Quand il s’agit des animaux inférieurs, il semble beaucoup plus

  1. Terme employé dans un excellent article, Wesminster Review, oct. 1869, p. 498. Pour le principe du plus Grand Bonheur, voir J.-S. Mill, Utilitarianism, p. 17.
  2. Mill reconnaît (System of Logic, vol. II, p. 422) de la façon la plus absolue que l’habitude peut pousser à une action, sans qu’il y ait aucune anticipation de plaisir.
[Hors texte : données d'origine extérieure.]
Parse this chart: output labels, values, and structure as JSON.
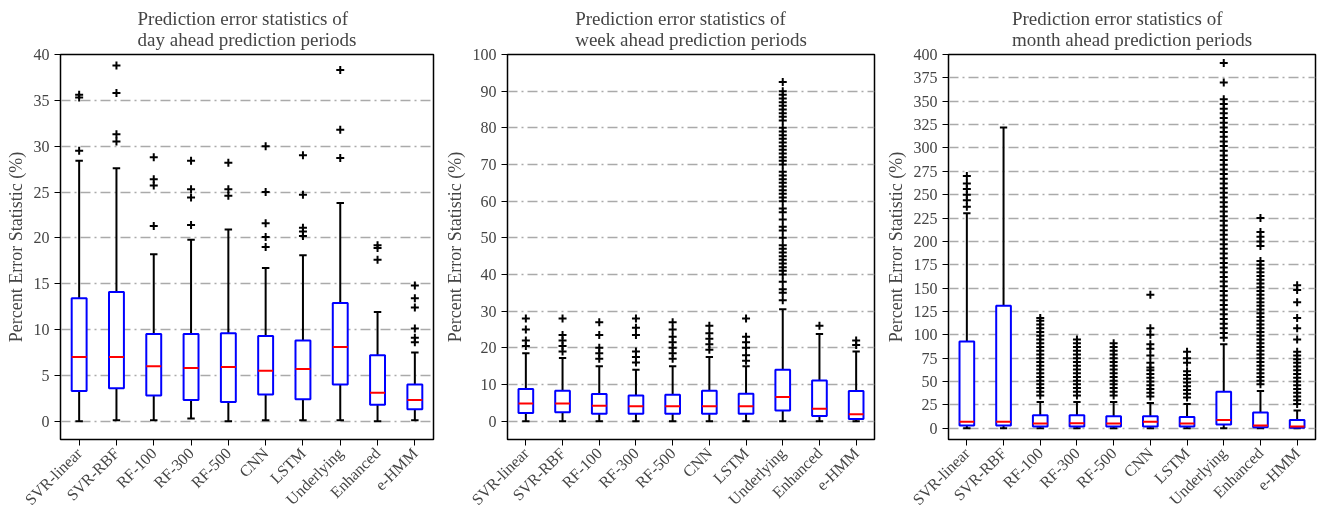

De son côté, M. H. Sidgwick, dans son article sur le plaisir et le désir (Contemporary Review, avril 1872, p. 671), s’exprime en ces termes : « En un mot, contrairement à l’hypothèse en vertu de laquelle nos impulsions actives conscientes sont toujours dirigées vers la production de sensations agréables en nous-mêmes, je suis disposé à soutenir que nous éprouvons souvent des impulsions conscientes, généreuses, dirigées vers quelque chose qui n’est certainement pas le plaisir ; que, dans bien des cas, l’impulsion est si peu compatible avec notre égoïsme que les deux sentiments ne peuvent pas facilement coexister au moment où nous sommes conscients. » Le sentiment, je suis même tenté de le croire, que nos impulsions ne procèdent pas toujours de l’attente d’un plaisir immédiat ou futur a été une des principales causes qui ont fait adopter l’hypothèse intuitive de la morale et rejeter l’hypothèse utilitaire ou du plus grand bonheur. Quant à cette dernière hypothèse, on a sans doute souvent confondu entre la sanction et le motif de la conduite, mais ces deux termes se confondent réellement dans une certaine mesure.